If you are comfortable with programming labs of this size, you are
welcome to do the work in any order that you like. If you are not as
comfortable with the idea of starting in on a project of this size with
this much freedom to innovate (or to shoot yourself in the foot) then I
have the following suggestions for where to begin and what order to
build these components.
- Write a block class. (it should know at least its own position -
and probably its color - you might need constants for height and width
- Create the List of blocks. (instance variable, and fill the instance variable)
- Display the blocks on the screen (add to your paintComponent or
put it in another method which is called by paintComponent - be sure to
pass the Graphics object if using this latter technique)
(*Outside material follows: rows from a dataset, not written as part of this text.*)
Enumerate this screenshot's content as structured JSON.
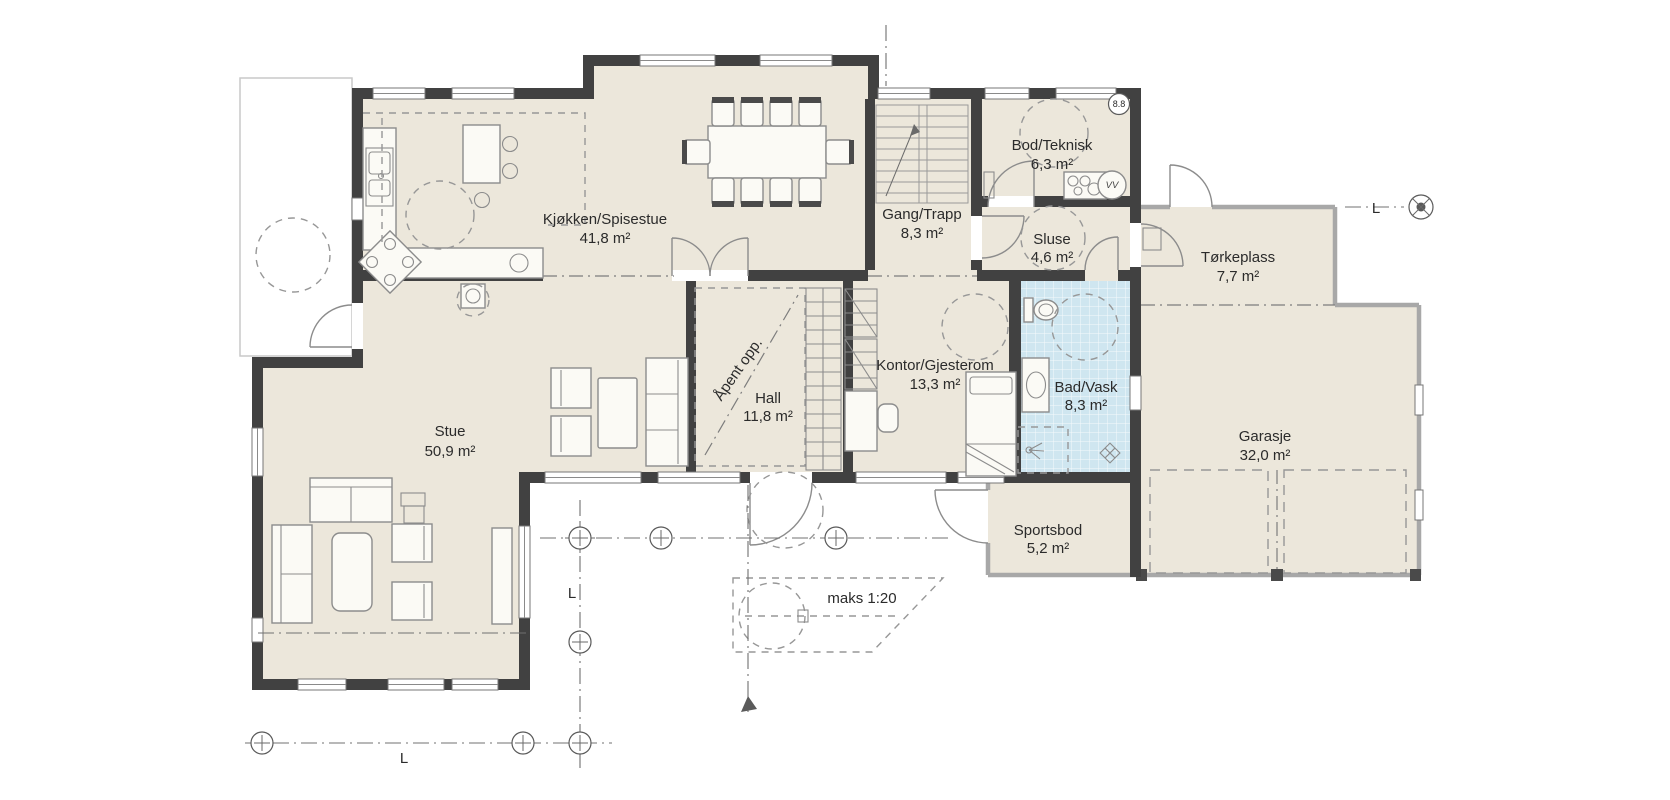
{
  "plan": {
    "rooms": [
      {
        "name": "Kjøkken/Spisestue",
        "area": "41,8 m²"
      },
      {
        "name": "Gang/Trapp",
        "area": "8,3 m²"
      },
      {
        "name": "Bod/Teknisk",
        "area": "6,3 m²"
      },
      {
        "name": "Sluse",
        "area": "4,6 m²"
      },
      {
        "name": "Tørkeplass",
        "area": "7,7 m²"
      },
      {
        "name": "Kontor/Gjesterom",
        "area": "13,3 m²"
      },
      {
        "name": "Hall",
        "area": "11,8 m²"
      },
      {
        "name": "Bad/Vask",
        "area": "8,3 m²"
      },
      {
        "name": "Stue",
        "area": "50,9 m²"
      },
      {
        "name": "Garasje",
        "area": "32,0 m²"
      },
      {
        "name": "Sportsbod",
        "area": "5,2 m²"
      }
    ],
    "annotations": {
      "open_above": "Åpent opp.",
      "ramp_slope": "maks 1:20",
      "grid_label": "L",
      "detail_bubble": "8.8",
      "water_heater": "VV"
    },
    "colors": {
      "wall": "#414141",
      "floor": "#ece7db",
      "bath_tile": "#cfe6f0",
      "thin_wall": "#a8a8a8"
    }
  }
}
- Create the paddle class (again it needs to know its position and size)
- Display the paddle.
- Get the paddle moving
- start working on collision detection (consider changing the
getNewPos method in your Ball class so that it takes both the paddle
and the List. check for collisions before returning a new position
- check to see if the game has been lost and act appropriately if so
- remove bricks that have been hit
- reset the game board when new game is pressed
really 7-9 could be done in any order so long as 1-6 are done first.
Extra Credit Available
For extra credit, play a sound whenever the ball destroys a brick, and another if the player loses. Extra credit is only
available for those who have finished all of the required sections of
the lab and will be applied to the lab portion of your grade.
Extra credit will be applied to the lab portion of your grade and will be worth 7 points on this project.
For those who didn't quite get the last project working
Because this project relies on the last one, I will make my solution to
the last project is available. I don't want to
influence anyone who is trying to take the 50% penalty and turn in the
first project a day late.
When your program is ready, you need to write a readme.txt file
that provides me the following information:
The name of your java files (and
the names of any extra non-public classes that are contained in the
The implementation decisions that
you made. Why did you solve the problem the way that you did? (since
you are being given more freedom on this project, this part will be
worth more than usual)
Directions on running and using
your program. Especially anything that might not be the same for all
students. (example: how do I move the paddle, which class contains the main method?)
And any problems or bugs left in your program. If your
program doesn't quite work in some situations, tell me about it. If
your program doesn't run or compile, I want to know that before I
When your readme and your code is ready, zip up your files and
email them to me as you did in the last three labs.